04 Oct 2022 03:18 AM - last edited on 04 Oct 2022 04:06 AM by MaciejNeumann
This will be a pretty long post, since it's based upon several different issues, and describes a workaround we currently do for working around inconsistent behaviour of dynatrace itself.
Description of the issue
First of all, the requirement triggered from activating OS service monitoring and the inconsistent method you use for actually displaying problems, so I'll post here why we had to do the workaround we are currently doing.
Usually, the problem notifications only feature the type of issue occured in the "title", as in example "Memory saturation", "CPU saturation", "Failure rate increase", as follows:
This is not the case for OS service monitoring, where you have an actual service and state in the problem title:
But actually, you do gather multiple OS service events into ONE problem, with the title of another service failing, which is to say the least very inconsistent and very confusing:
The description of the issue with the actual problem notifications
We used the "Title" to actually match which kind of issues get automatically closed in the ticketing system when dynatrace sent a RESOLVED status.
Background to this is, you may want to close OS services monitoring events if the service is running again, but you probably do not want to automatically close tickets for disk space if it just triggers below the required space and above it again and again, you'd like an employee to look at this case.
So we implemented tagging for certain hostgroups to tell which kind of Problems should automatically close incidents, and which ones should not.
That worked, until OS service monitoring came around and used the title for actual descriptions. Since you can't specify the title for the OS services monitoring, we required a workaround for that.

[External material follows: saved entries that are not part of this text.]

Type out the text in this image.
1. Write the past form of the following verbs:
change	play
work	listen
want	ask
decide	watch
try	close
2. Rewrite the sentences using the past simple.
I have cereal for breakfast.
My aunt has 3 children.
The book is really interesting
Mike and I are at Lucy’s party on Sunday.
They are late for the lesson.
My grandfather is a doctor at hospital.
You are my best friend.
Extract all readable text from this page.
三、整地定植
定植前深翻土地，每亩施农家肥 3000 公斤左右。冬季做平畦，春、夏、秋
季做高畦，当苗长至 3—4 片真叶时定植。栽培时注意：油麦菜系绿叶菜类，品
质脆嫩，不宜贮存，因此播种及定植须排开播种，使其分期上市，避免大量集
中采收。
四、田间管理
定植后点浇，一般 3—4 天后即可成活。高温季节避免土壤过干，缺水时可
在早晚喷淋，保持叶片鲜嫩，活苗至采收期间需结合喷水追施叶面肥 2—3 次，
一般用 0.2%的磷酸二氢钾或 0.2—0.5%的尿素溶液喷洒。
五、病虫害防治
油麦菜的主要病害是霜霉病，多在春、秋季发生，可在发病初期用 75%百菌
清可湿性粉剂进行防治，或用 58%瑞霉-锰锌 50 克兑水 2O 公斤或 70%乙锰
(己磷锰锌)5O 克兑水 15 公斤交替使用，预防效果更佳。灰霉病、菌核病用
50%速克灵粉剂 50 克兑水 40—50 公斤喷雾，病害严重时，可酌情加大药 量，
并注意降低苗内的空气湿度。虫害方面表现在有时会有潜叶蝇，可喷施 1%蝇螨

In the ProblemDetailsJSON (so ProblemsV1 structure), we received rankedEvents (in example), sporting "customProperties" which actually told us the source was OS services monitoring:
So as a workaround to not being able to use the Title any longer, we used this "Event source" to check if the event eventually was a OS services monitoring event.
Now, the V1 API gets deprecated, and I have no doubts the ProblemDetailsJSON in the notifications will get deprecated at some point too, so we inteded to switch to the V2 API and the ProblemDetailsJSONv2.

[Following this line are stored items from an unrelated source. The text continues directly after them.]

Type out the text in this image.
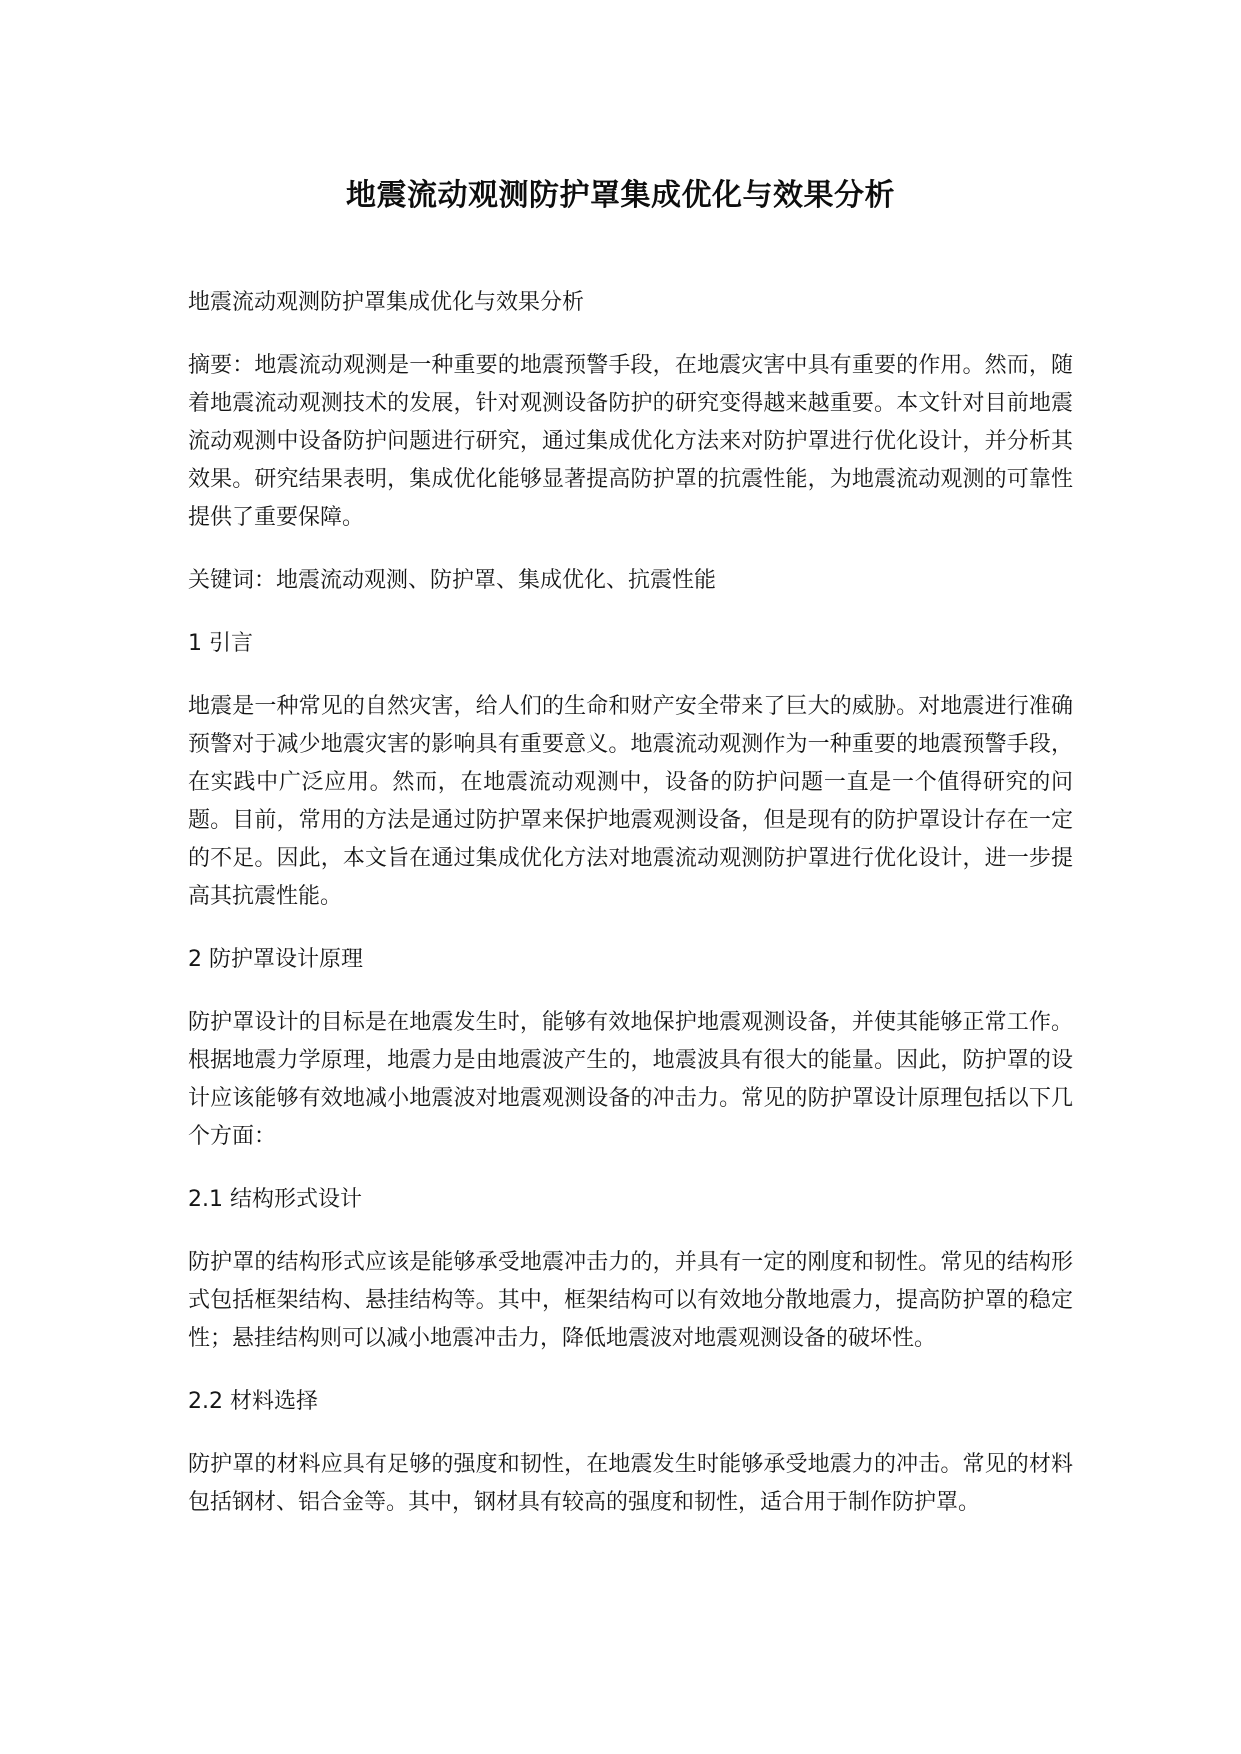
地震流动观测防护罩集成优化与效果分析

地震流动观测防护罩集成优化与效果分析

摘要：地震流动观测是一种重要的地震预警手段，在地震灾害中具有重要的作用。然而，随着地震流动观测技术的发展，针对观测设备防护的研究变得越来越重要。本文针对目前地震流动观测中设备防护问题进行研究，通过集成优化方法来对防护罩进行优化设计，并分析其效果。研究结果表明，集成优化能够显著提高防护罩的抗震性能，为地震流动观测的可靠性提供了重要保障。

关键词：地震流动观测、防护罩、集成优化、抗震性能

1 引言

地震是一种常见的自然灾害，给人们的生命和财产安全带来了巨大的威胁。对地震进行准确预警对于减少地震灾害的影响具有重要意义。地震流动观测作为一种重要的地震预警手段，在实践中广泛应用。然而，在地震流动观测中，设备的防护问题一直是一个值得研究的问题。目前，常用的方法是通过防护罩来保护地震观测设备，但是现有的防护罩设计存在一定的不足。因此，本文旨在通过集成优化方法对地震流动观测防护罩进行优化设计，进一步提高其抗震性能。

2 防护罩设计原理

防护罩设计的目标是在地震发生时，能够有效地保护地震观测设备，并使其能够正常工作。根据地震力学原理，地震力是由地震波产生的，地震波具有很大的能量。因此，防护罩的设计应该能够有效地减小地震波对地震观测设备的冲击力。常见的防护罩设计原理包括以下几个方面：

2.1 结构形式设计

防护罩的结构形式应该是能够承受地震冲击力的，并具有一定的刚度和韧性。常见的结构形式包括框架结构、悬挂结构等。其中，框架结构可以有效地分散地震力，提高防护罩的稳定性；悬挂结构则可以减小地震冲击力，降低地震波对地震观测设备的破坏性。

2.2 材料选择

防护罩的材料应具有足够的强度和韧性，在地震发生时能够承受地震力的冲击。常见的材料包括钢材、铝合金等。其中，钢材具有较高的强度和韧性，适合用于制作防护罩。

The actual V2 API does sport something similar (if undocumented) in the evidenceDetails/details/data/properties structure:
Which is fine for the V2 API, but in the ProblemDetailsJSONv2 in the Problem notifications, this is not around (I used another event since I had to take one which actually triggered at the time of testing):
This way, I can not tell that the event was an actual "OS services monitoring" event, since there is no event source, and you butchered the coherence of the title to do something which is inconsistent with the rest.
Furthermore I have issues actually using the evidenceDetails/details/data/properties path, since it's undocumented.
I request therefore:
As a reply, with a ticket/support call, dynatrace (support) enabled a feature which provides evidence details to the ProblemDetailsJSONv2, so we can work with that now.
This is a feature only dynatrace employees can enable. That's not really desirable, but works for now. I'd still prefer a general solution to this kind of issue, even though, due to the setting the dynatrace employees set specifically it works now (including evidenceDetails), but I'd like a general solution to the issue, since this can't be the way forward to require dynatrace support to be able to identify OS service monitoring events.
Hi @STiAT, happy to see that you have a workaround for now! But were you able to find a general solution to your problem maybe?
If not, let's hope this post shows up on the main page once again and someone with the answer shares it here 😉
No, we're still waiting for that to be enabled by default, and actually the service monitoring being in line with the rest of the monitoring.